Calibration of the arm is another glossed over aspect. A hobby-servo driven arm with three-dimensional kinematics pointing to coordinates on a two dimensional picture. Solvable problems, but definitely non-trivial and completely glossed over in this video.
What’s the success rate of the whole process? Image capture, processing, identification, locating and pointing – In the video it’s 100%, but how many failures did they edit out?
Not “fake”, but much like every kickstarter video I’ve ever seen – much effort has been spent in the editing room to make this look as good as possible.
why people keep assuming it performs the lookup on the entire page at once? no “stitching” required. take a shot, is it there? no? move right, try again. Make it look good by memorizing the position and jumping straight there on command. ‘s how humans do it, no?
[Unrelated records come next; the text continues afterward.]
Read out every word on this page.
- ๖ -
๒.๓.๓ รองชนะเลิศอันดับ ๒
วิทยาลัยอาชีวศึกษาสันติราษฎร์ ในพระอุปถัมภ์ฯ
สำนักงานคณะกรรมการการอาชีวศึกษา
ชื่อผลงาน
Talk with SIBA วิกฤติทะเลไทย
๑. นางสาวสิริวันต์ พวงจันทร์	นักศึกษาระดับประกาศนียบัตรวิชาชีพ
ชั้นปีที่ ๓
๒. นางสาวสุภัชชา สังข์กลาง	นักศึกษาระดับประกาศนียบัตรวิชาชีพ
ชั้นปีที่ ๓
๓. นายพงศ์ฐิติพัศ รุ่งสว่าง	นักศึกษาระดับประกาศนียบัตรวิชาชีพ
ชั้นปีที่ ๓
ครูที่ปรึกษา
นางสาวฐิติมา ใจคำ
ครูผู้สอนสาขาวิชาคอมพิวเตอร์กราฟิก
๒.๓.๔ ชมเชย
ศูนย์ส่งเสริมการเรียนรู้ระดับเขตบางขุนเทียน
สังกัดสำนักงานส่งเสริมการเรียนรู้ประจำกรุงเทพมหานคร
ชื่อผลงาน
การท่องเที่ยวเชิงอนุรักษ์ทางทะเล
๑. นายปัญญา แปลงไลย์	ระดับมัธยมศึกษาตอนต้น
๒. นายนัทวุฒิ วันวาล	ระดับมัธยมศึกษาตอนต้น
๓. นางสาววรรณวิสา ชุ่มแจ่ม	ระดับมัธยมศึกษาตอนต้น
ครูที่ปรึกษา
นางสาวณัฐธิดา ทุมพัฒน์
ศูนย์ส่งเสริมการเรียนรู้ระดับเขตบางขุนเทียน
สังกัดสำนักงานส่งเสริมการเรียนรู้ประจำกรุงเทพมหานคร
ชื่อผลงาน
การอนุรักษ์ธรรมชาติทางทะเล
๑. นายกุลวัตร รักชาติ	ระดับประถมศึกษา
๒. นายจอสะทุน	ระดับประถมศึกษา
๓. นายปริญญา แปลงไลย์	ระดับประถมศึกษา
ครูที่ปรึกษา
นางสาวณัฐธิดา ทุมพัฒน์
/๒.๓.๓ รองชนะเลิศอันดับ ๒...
This Waldo game is rather poorly thought out. The characters are literally flat and there’s zero replayability. Once you’ve found Waldo on each page, that’s it.
You’re looking for the Amazon comments section. Don’t worry! It is a common mistake. Just exit this tab, go to amazon.com, search the Waldo game, and click on “Write a customer review”.
If it was real, they edited out it finding the stamp with Waldo’s face repeatedly.
Invite the inventor to a hackaday conference (especially near his home) to show/discuss his technology and if he declines, that may mean something fishy is up.